UX Project 1: Rapid Prototyping
Have you ever driven before, and tried to change a track you were listening to on your phone? I’m sure everyone has at some point. Small buttons and text make it difficult to discern information on a screen that is designed to fit in our pocket. How can we solve this problem?
For my first UX project at General Assembly NY, I was given the task to design a media player. The project was meant to demonstrate some essential prototyping and mockup skills, which I feel are extremely important to any UX process. Some skills I’ve picked up as part of this project:
- Interviewing target users
- Affinity maps
- Lo-fi mock-ups
- Getting feedback
- Usability tests
The topic I was given for this first project was media player, which could be a music app, video, or a combination of the two. My initial assumption with media player apps is that there are a variety of different apps i.e. Youtube, Spotify, etc. which means that there are several unique use cases, depending on location and activity.
Interviewing target users
To start, I prepared six questions to ask users on their app usage preferences for media player apps, both music and video. Some of the questions I came up with:
- What is the most important feature for you in a media player?
- What is your go-to app for 1) viewing videos, 2) listening to music, and 3) sharing music or videos? How often do you use these apps?
- How do you typically use a media player app?
After interviewing my first two users, I decided to focus on music players, since both of them were frequent users of those types of apps. Most of the users I interviewed were relatively satisfied with the current music apps they used, such as Spotify and iTunes, but had specific use cases in mind that none of their apps addressed efficiently.
After gathering feedback from three different users, I put together an affinity map.
I had quite a few behaviors recorded, as I noticed my users enjoyed talking about their individual usage scenarios when prompted to do so. Another thing worth noting is that many users had different ‘wishlist’ items depending on their most common individual usage scenarios.
After sorting, I ended up with these common themes:
Since ‘Adaptable UI’ had the most themes (and seemed the most intriguing to me) I decided to focus on it for my project.
After organizing all my interview notes, I realized that one of the common themes was that people wanted more fluid experiences in their music apps, with a focus on personalization and customization depending on their current listening activity.
For my initial mockup, I focused on building a personalization menu around exising music app UI’s.
Some feedback I got from my peers:
- Cool, dynamic interface
- I like the driving mode
- Needs more continuity between screens
- Constant UI changes could challenge user discoverability
I kept most of the elements from the lo-fi mockup, and expanded upon the personalization options I played around with earlier to capture a specific use case: changing the icon for “car” mode to a tank.
I came up with a persona named Bobby, a young working professional who drives for his daily commute. I had users do the “hug” method of recording their interaction with the app while vocalizing their experience. I got a lot of useful feedback using this method, most notably the fact that users were unsure of what to do once they reached the home screen from the login page.

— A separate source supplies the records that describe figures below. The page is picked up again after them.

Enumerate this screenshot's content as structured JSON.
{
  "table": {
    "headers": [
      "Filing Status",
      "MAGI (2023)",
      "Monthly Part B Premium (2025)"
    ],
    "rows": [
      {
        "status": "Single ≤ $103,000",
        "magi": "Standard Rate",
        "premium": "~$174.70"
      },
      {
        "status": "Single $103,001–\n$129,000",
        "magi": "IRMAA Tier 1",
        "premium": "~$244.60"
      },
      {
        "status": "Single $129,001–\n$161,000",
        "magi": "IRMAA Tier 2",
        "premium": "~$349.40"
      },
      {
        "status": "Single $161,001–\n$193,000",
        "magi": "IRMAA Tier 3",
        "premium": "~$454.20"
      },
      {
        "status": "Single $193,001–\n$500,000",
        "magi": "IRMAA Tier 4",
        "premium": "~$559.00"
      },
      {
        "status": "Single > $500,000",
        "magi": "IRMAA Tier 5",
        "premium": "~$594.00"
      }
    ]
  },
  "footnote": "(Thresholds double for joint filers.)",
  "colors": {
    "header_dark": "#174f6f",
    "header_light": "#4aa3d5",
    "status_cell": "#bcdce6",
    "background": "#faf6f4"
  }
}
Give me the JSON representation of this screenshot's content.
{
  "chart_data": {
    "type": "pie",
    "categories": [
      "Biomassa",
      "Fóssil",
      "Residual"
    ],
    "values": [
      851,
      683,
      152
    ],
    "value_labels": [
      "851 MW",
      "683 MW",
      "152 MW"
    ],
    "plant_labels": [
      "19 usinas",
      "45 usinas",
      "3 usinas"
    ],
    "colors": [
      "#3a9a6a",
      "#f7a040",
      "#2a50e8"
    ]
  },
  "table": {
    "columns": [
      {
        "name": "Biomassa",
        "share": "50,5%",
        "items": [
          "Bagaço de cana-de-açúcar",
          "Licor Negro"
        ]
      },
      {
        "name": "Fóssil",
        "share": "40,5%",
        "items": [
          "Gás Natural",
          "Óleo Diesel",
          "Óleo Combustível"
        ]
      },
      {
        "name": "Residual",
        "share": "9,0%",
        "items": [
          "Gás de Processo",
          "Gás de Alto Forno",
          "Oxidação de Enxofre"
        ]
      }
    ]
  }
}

Based on the feedback, I opted to include a intro to the main feature set of the app, since many users were having a hard time understanding the purpose of the activity modes.
For my presentation, a six-minute Pechakucha-style presentation gave me enough time to review all the design stages I went through, but kept me on my toes in terms of how deep I could dive into some of the justifications for my design choices. I think it went relatively well, and even incorporated a mock survey of the class to engage them and provide additional insight into just how useful an adaptable UI would be. Many of my peers also mentioned this in their reviews of my presentation. Some areas I need to work on are presentation skills, i.e. facing the audience, making eye contact, and using less text in my slides.
If I were to continue working on this app, the next stage would be to continue refining the concepts I started out with and exploring different button layouts to minimize confusion. After many, many more iterations, I would produce a high-definition mock-up to pass off to developers to build, test, and deploy to production.
I learned a lot from this whole process, and gained a lot of insight into the early stages of UX design i.e. sketching, interviewing, and prototyping. As a former product manager, I had a rough idea of these concepts but actually executing on them myself has allowed me to appreciate the structured process that UX designers have developed. I look forward to the next projects and eventually creating detailed, high-definition mockups.